Diabetes mellitus (DM) is the leading cause of the end stage renal disease (ESRD). Around 20-40% patients with DM develop diabetic nephropathy and eventually progress into ESRD. Type 2 DM has a greater prevalence to develop diabetic nephropathy. Oxidative stress accumulation can increase permeability of the glomerulus which results in increased urine albumin excretion, which is divided into three groups: normoalbuminuria, microalbuminuria and macroalbuminuria.
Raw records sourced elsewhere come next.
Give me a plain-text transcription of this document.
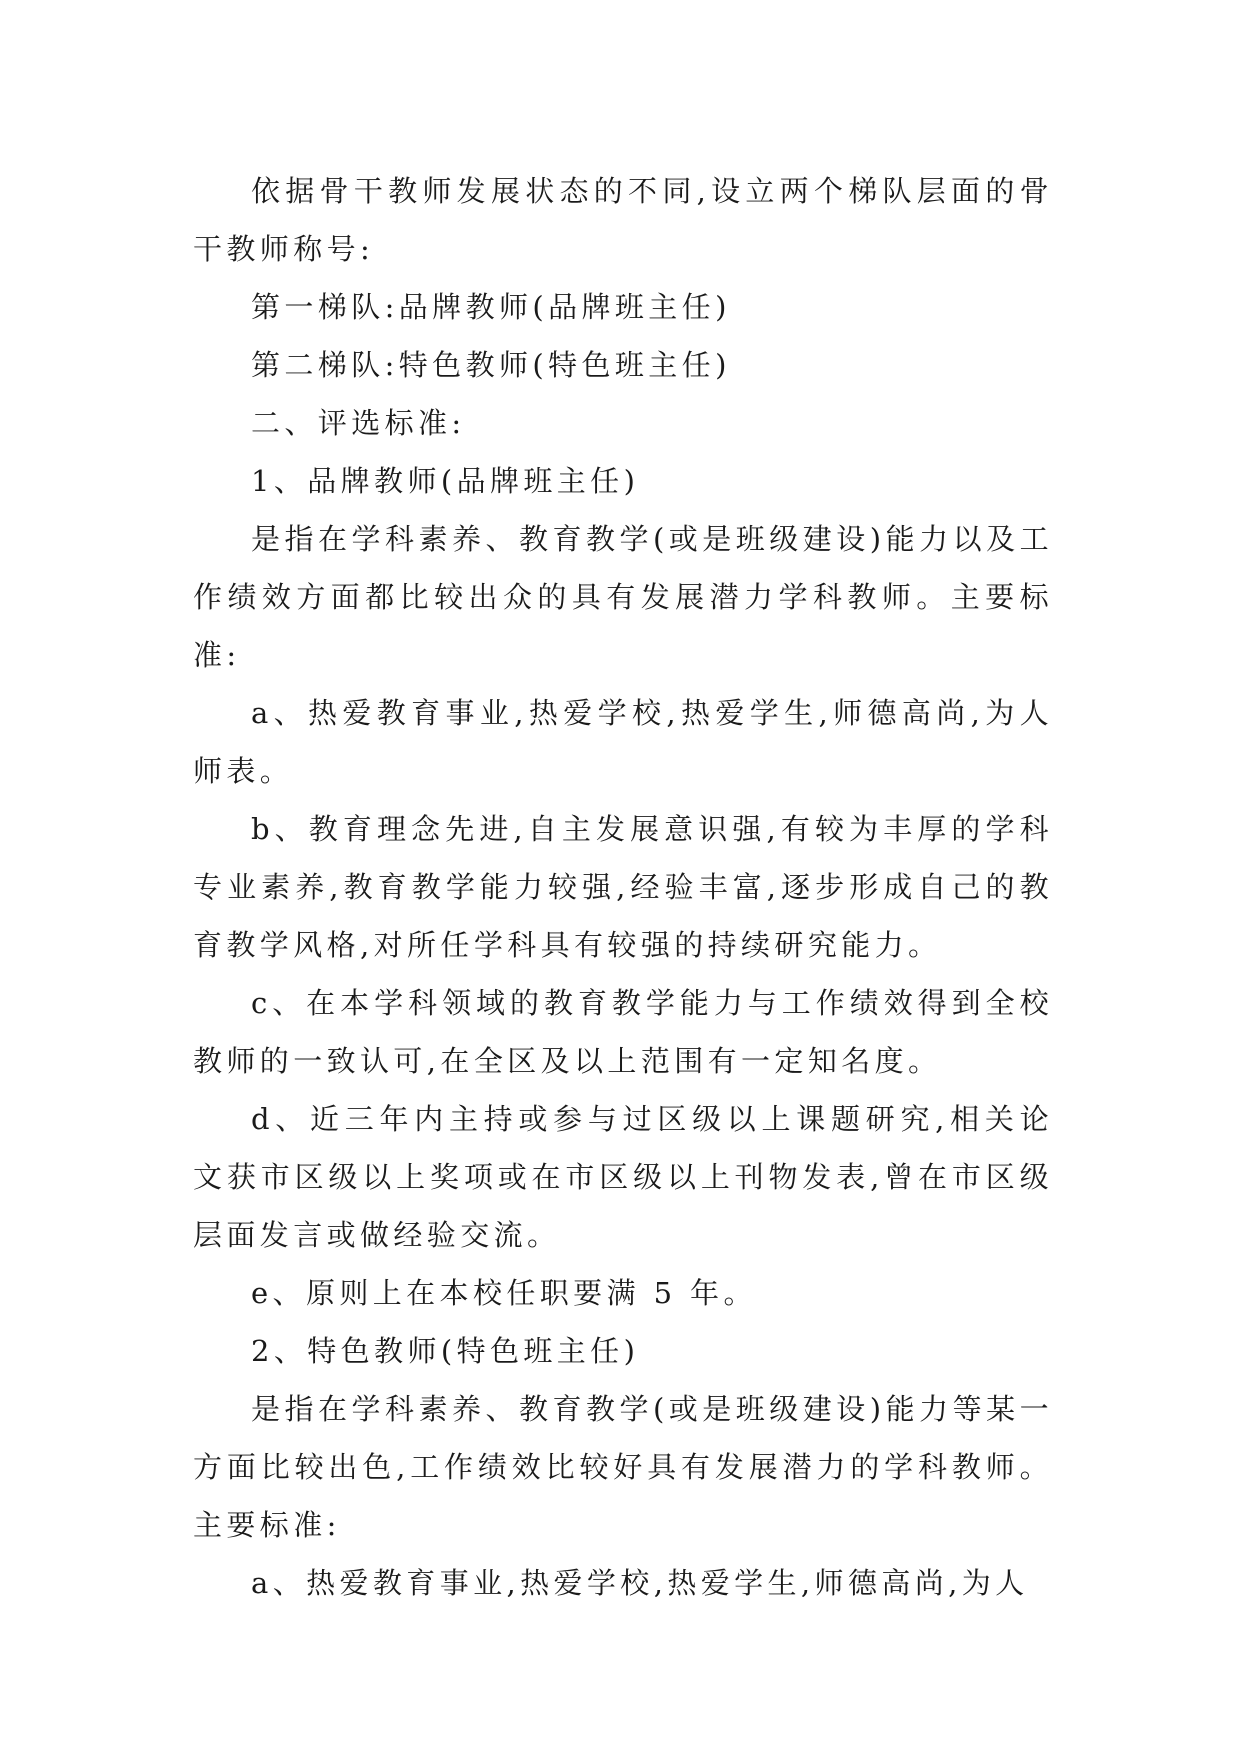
依据骨干教师发展状态的不同,设立两个梯队层面的骨干教师称号:

第一梯队:品牌教师(品牌班主任)

第二梯队:特色教师(特色班主任)

二、评选标准:

1、品牌教师(品牌班主任)

是指在学科素养、教育教学(或是班级建设)能力以及工作绩效方面都比较出众的具有发展潜力学科教师。主要标准:

a、热爱教育事业,热爱学校,热爱学生,师德高尚,为人师表。

b、教育理念先进,自主发展意识强,有较为丰厚的学科专业素养,教育教学能力较强,经验丰富,逐步形成自己的教育教学风格,对所任学科具有较强的持续研究能力。

c、在本学科领域的教育教学能力与工作绩效得到全校教师的一致认可,在全区及以上范围有一定知名度。

d、近三年内主持或参与过区级以上课题研究,相关论文获市区级以上奖项或在市区级以上刊物发表,曾在市区级层面发言或做经验交流。

e、原则上在本校任职要满 5 年。

2、特色教师(特色班主任)

是指在学科素养、教育教学(或是班级建设)能力等某一方面比较出色,工作绩效比较好具有发展潜力的学科教师。主要标准:

a、热爱教育事业,热爱学校,热爱学生,师德高尚,为人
Glomerulus dysfunction occurs after tubulointerstisial renal dysfunction which decreases peritubular capillary flow that leads to tubulointerstisial hypoxia. Liver fatty acid binding protein function is to reduce hypoxia by binding oxidative stress and excretes it into urine. The aim of this study was to analyze the differences in the urine L-FABP level between normoalbuminuria and microalbuminuria type 2 DM patients. The study design was observational analytic using cross-sectional method. Subjects were 70 DM type 2 patients with normoalbuminuria (38 patients) and microalbuminuria (32 patients). Statistical analysis was performed using the Mann Whitney test The results found that there were significant differences in levels of urine L-FABP between normoalbuminuria and microalbuminuria type 2 DM patients (Z(M-W) =3.513, p<0.001) with medians of 5 and 7 in normoalbuminuria and microalbuminuria, respectively. The urine L-FABP level increased because of the oxidative stress and hypoxia that happened before the glomerulus dysfunction. In conclusion, urine L-FABP level in patients DM type 2 with microalbuminuria is higher than that of the normoalbuminuria.